Au Psaume 91, on trouve ce titre de « Très-haut » en rapport avec Shaddaï (le Tout-puissant) :

Psaumes 91,1. Qui habite le secret d'Elyôn passe la nuit à l'ombre de Shaddaï

Ces exemples sont intéressants en ce qu’ils prouvent que c’est Dieu, le Dieu unique, qui se révèle aux hommes sous ces noms différents désignant des relations distinctes.

Seigneur — Adonaï

« Adonaï » est traduit par « Seigneur ». En ce qui concerne la racine du mot, il signifie Maître, Gouverneur, Propriétaire. Mais la forme « Adonaï » ne s’emploie que pour Dieu, et Dieu au sens de Celui qui a pris le pouvoir et qui est dans une relation de Seigneur vis-à-vis de ceux qui invoquent Son nom.
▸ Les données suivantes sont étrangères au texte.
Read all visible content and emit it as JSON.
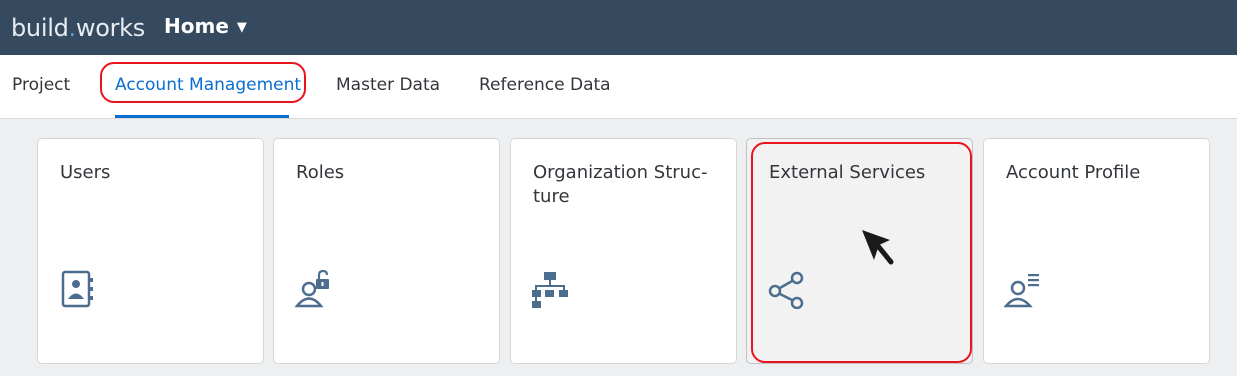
{
  "shellbar": {
    "brand_part1": "build",
    "brand_dot": ".",
    "brand_part2": "works",
    "menu_label": "Home"
  },
  "tabs": [
    {
      "label": "Project",
      "active": false
    },
    {
      "label": "Account Management",
      "active": true
    },
    {
      "label": "Master Data",
      "active": false
    },
    {
      "label": "Reference Data",
      "active": false
    }
  ],
  "tiles": [
    {
      "title": "Users",
      "icon": "address-book-icon"
    },
    {
      "title": "Roles",
      "icon": "user-unlock-icon"
    },
    {
      "title": "Organization Struc-\nture",
      "icon": "org-chart-icon"
    },
    {
      "title": "External Services",
      "icon": "share-icon"
    },
    {
      "title": "Account Profile",
      "icon": "user-profile-icon"
    }
  ],
  "colors": {
    "shellbar": "#354a5f",
    "accent": "#0a6ed1",
    "icon": "#4d6d8f",
    "annotation": "#e8141e"
  }
}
Gn 15,2. Abram répondit : Mon Seigneur (Adonaï) Yahvé, que me donnerais-tu ? Je m'en vais sans enfant...

Je suis celui qui suis - YHWH

Avant de s’appeler Yahvé, dieu, et non pas Dieu qui est devenu un nom propre, démarre dans la vie sans nom. De la période d’Abraham à Moïse, il prend diverses appellations : Dieu des ancêtres, Dieu d’Abraham, d’Isaac et de Jacob, Terreur d’Isaac ou Fort de Jacob. Il refuse de livrer son nom Face à Jacob (Gn 32,30) et ce n’est que dans l’aventure de l’exode, sur le mont Horeb, près d’un buisson ardent, que Dieu se révèle à Moïse par cette parole :

Ex 3,13-14 « Moïse dit à Dieu : « Voici ! Je vais aller vers les fils d’Israël et je leur dirai : le Dieu de vos pères m’a envoyé vers vous. S’ils me disent : Quel est son nom ? que leur dirai-je ? » Dieu dit à Moïse : « Je suis qui Je serai. » Il dit : « Tu parleras ainsi aux fils d’Israël : JE SUIS m'a envoyé vers vous. »

Ce nom reste plutôt énigmatique et il ne viendrait à personne l’idée d’invoquer Dieu par « Je suis qui je serai ». La révélation du nom dans l'épisode de la vocation de Moïse tente de donner le sens du nom de Yahvé en le rattachant à une forme ancienne du verbe être (hâwâh). Dire « je suis » ne dit rien et pourtant ce verbe conjugué à la première personne de l’indicatif présent dit tout. Il affirme une présence en tous lieux et en tout temps. Traduite en hébreu, cette forme d’interpellation deviendra Yahvé. En ce moment d’exode du peuple élu, Dieu se contente de dire : «Je suis là, présent, avec vous».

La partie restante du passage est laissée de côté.